Foto: cupola della basilica di San Pietro a Roma

Foto: cupola della basilica di San Pietro a Roma

Qualche settimana fa ci era stato detto, da fonti solitamente attendibili, che la Congregazione per la Dottrina della Fede aveva respinto la proposta dei vescovi tedeschi di amministrare la Comunione ai coniugi non-cattolici di cattolici. Ci è stato inoltre comunicato che Papa Francesco aveva approvato la decisione della CDF.

Evidentemente tale relazione era imprecisa. Oppure, se era esatta al momento, la decisione è stata annullata.

Ora il Papa ha dato istruzioni ai vescovi tedeschi di cercare il consenso – idealmente, l’unanimità – sulla questione fortemente controversa, per il bene della “comunione ecclesiale”.

Tre osservazioni:

1) Il ruolo del Romano Pontefice è quello di risolvere le dispute tra i vescovi del mondo. Qui c’è una controversia. Il Papa non l’ha risolta, ha detto ai vescovi coinvolti di cercare di risolverla da soli.
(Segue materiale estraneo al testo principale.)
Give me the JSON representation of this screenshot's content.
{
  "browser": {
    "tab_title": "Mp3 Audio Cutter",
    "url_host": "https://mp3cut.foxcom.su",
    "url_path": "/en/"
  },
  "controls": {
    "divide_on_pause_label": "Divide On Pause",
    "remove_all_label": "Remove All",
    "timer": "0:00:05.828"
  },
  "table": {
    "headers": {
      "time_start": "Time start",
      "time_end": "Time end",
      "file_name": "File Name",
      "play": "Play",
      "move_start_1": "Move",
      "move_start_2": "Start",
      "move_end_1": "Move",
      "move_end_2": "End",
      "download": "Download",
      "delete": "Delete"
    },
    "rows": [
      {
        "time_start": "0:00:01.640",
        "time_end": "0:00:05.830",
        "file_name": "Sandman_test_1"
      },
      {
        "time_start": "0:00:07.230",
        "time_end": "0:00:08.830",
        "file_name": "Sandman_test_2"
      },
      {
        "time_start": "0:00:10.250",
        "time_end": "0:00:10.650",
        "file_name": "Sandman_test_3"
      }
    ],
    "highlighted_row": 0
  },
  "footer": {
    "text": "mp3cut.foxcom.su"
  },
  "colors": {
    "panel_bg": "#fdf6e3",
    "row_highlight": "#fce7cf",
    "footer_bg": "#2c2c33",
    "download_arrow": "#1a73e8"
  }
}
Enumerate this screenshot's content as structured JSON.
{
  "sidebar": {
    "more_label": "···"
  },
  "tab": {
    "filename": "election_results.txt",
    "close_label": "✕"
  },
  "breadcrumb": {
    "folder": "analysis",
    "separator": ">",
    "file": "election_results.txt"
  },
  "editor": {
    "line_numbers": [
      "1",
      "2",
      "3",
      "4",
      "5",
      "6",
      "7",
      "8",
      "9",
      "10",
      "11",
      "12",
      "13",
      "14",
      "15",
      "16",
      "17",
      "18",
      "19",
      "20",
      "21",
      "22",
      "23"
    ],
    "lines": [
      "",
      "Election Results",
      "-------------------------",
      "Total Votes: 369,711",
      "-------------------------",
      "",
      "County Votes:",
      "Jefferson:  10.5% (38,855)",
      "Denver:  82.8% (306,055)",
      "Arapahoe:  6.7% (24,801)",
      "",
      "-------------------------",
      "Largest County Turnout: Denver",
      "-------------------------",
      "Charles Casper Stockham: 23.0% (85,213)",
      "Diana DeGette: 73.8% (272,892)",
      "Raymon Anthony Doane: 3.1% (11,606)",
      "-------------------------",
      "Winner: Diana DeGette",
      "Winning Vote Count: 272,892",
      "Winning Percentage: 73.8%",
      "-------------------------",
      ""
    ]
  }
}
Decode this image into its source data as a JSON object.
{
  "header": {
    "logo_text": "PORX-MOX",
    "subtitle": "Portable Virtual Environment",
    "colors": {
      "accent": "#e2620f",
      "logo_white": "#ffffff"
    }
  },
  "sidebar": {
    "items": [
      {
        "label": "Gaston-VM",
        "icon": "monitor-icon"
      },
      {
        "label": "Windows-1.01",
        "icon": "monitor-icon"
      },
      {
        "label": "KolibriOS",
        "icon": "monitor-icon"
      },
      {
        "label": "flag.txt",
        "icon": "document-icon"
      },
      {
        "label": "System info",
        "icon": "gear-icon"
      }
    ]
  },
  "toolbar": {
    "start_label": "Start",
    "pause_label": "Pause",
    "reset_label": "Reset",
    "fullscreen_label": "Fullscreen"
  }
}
2) Nella loro richiesta al Vaticano, la minoranza di vescovi tedeschi che si è opposta alla nuova politica non ha sostenuto che fosse imprudente, ma che fosse impossibile perché incompatibile con l’insegnamento della Chiesa. (Mi biamisereste se sospettassi che la Congregazione per la Dottrina della Fede si sia schierata dalla parte della minoranza, e che il Papa abbia scelto di revocare – o almeno di sospendere – la decisione?) Se la questione viene inquadrata come una questione di conciliabilità o meno della politica con l’insegnamento della Chiesa, non ha molto senso mandare a casa i vescovi tedeschi con il mandato di trovare l’unanimità; questi non possono conciliare l’inconciliabile. D’altro canto, se si tratta solo di una questione di prudenza, il compromesso ha senso. Così il Papa, rifiutandosi di prendere una decisione, ha effettivamente preso una decisione?

3) Spingere la gerarchia (ecclesiastica, ndr) tedesca a raggiungere il consenso, la non-decisione del Papa mette ulteriore pressione sulla minoranza che ha resistito alla nuova politica. Se l’obiettivo è la “comunione ecclesiale” piuttosto che la purezza dottrinale, è facile capire da quale parte ci si aspetta che si ceda.

Ci potrebbero essere ancora più cose di quanto annunciato dal Vaticano. Forse ai vescovi tedeschi sono state date ulteriori istruzioni su come modificare la loro proposta, allineandola alla dottrina della Chiesa esistente. Ma c’è poco nella mancata decisione del Vaticano per rafforzare la fiducia.